Fijałka wraca do KSW na galę nr 40, która odbędzie się w Dublinie - 22 października.

- To władze KSW odezwały się do mnie, wyraziłem gotowość. Później już tylko czekaliśmy na decyzję przeciwnika - opowiada o swoim powrocie do KSW Fijałka. - Od mojej ostatniej walki nie minęło zbyt długo, ale wcześniej miałem sporą przerwę. Całkowicie zmieniłem system przygotowań do pojedynku. Oczywiście wcześniej konsultowałem tę decyzję z moimi trenerami od przygotowania kondycyjnego oraz oczywiście z głównym szkoleniowcem - Piotrem Bagińskim.

Początkowo Fijałka miał stoczyć w Dublinie rewanżowe starcie z Marcinem Wójcikiem, ale ostatecznie do niego nie dojdzie. Popularny „Sztanga” w Dublinie powalczy z Irlandczykiem, Chrisem Fieldsem. Obaj mają po 34 lata.

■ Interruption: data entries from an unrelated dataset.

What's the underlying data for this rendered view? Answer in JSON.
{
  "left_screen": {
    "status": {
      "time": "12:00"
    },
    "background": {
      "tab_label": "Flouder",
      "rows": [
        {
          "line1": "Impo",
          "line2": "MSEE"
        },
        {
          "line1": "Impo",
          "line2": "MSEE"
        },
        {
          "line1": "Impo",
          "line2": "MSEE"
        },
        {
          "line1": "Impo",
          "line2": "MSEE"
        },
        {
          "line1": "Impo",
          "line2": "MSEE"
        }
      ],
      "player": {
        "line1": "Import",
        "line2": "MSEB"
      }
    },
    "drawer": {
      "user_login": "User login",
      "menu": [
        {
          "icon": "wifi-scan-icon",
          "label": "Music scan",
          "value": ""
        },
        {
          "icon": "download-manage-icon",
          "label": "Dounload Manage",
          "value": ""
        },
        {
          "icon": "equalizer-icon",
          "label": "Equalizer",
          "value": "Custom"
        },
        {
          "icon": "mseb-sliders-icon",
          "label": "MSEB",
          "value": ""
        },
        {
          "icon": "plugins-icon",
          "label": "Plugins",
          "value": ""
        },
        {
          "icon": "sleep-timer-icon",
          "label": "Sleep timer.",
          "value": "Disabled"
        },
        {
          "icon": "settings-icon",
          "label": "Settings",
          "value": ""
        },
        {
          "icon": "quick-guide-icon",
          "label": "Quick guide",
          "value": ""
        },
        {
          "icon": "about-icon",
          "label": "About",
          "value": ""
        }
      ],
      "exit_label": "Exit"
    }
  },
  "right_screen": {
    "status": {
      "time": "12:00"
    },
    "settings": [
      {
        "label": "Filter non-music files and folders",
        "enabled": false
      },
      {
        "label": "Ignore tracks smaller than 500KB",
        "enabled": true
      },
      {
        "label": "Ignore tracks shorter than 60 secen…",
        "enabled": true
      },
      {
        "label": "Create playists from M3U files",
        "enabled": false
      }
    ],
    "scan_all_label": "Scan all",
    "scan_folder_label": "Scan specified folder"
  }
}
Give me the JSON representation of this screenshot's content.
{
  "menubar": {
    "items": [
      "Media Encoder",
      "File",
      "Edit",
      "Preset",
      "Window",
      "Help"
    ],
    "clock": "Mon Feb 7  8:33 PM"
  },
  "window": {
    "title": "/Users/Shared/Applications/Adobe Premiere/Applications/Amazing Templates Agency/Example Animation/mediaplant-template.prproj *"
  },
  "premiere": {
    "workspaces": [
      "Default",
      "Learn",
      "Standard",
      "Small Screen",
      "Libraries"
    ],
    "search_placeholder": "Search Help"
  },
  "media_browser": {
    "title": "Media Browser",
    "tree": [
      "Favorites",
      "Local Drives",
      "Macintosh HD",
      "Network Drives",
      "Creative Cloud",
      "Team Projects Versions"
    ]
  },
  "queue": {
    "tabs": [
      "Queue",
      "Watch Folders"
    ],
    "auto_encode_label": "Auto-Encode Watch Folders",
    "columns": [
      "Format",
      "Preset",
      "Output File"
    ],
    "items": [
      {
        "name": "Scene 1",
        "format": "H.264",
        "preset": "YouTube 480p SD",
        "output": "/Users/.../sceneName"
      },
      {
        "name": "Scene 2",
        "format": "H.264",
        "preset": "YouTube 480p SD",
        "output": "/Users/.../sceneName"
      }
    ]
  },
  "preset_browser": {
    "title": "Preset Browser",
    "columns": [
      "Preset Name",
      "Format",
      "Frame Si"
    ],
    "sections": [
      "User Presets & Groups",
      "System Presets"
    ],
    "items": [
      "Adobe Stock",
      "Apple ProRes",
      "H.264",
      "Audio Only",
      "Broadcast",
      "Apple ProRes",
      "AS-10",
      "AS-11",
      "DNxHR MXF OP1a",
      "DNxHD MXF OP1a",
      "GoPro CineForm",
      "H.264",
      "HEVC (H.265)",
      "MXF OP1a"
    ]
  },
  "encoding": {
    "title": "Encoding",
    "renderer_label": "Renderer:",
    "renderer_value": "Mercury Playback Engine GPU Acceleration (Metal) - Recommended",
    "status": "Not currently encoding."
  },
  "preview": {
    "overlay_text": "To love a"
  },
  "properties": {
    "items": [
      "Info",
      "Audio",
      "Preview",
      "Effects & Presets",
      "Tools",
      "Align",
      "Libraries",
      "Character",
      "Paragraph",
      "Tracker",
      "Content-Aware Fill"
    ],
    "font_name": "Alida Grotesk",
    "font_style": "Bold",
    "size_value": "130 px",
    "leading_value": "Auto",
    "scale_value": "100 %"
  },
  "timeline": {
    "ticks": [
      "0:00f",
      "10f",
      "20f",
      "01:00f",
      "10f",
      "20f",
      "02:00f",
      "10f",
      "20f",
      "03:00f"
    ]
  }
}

- Na zaległe sprawy przyjdzie jeszcze czas, a ja i tak wolę bić się zagranicznymi zawodnikami - przyznaje reprezentant Berserker’s Team Szczecin. - Teraz powalczę z zawodnikiem gospodarzy. Ale nie boję się dopingu miejscowej publiki. Byłem na KSW w Londynie z chłopakami z klubu i takiego dopingu, jaki dała miejscowa polonia, nie słyszałem na żadnej gali KSW. Powinno więc być dobrze w Dublinie. Nie jedzie z nami duża ekipa, ale moich ludzi będzie z nami trochę, więc o doping się nie boję.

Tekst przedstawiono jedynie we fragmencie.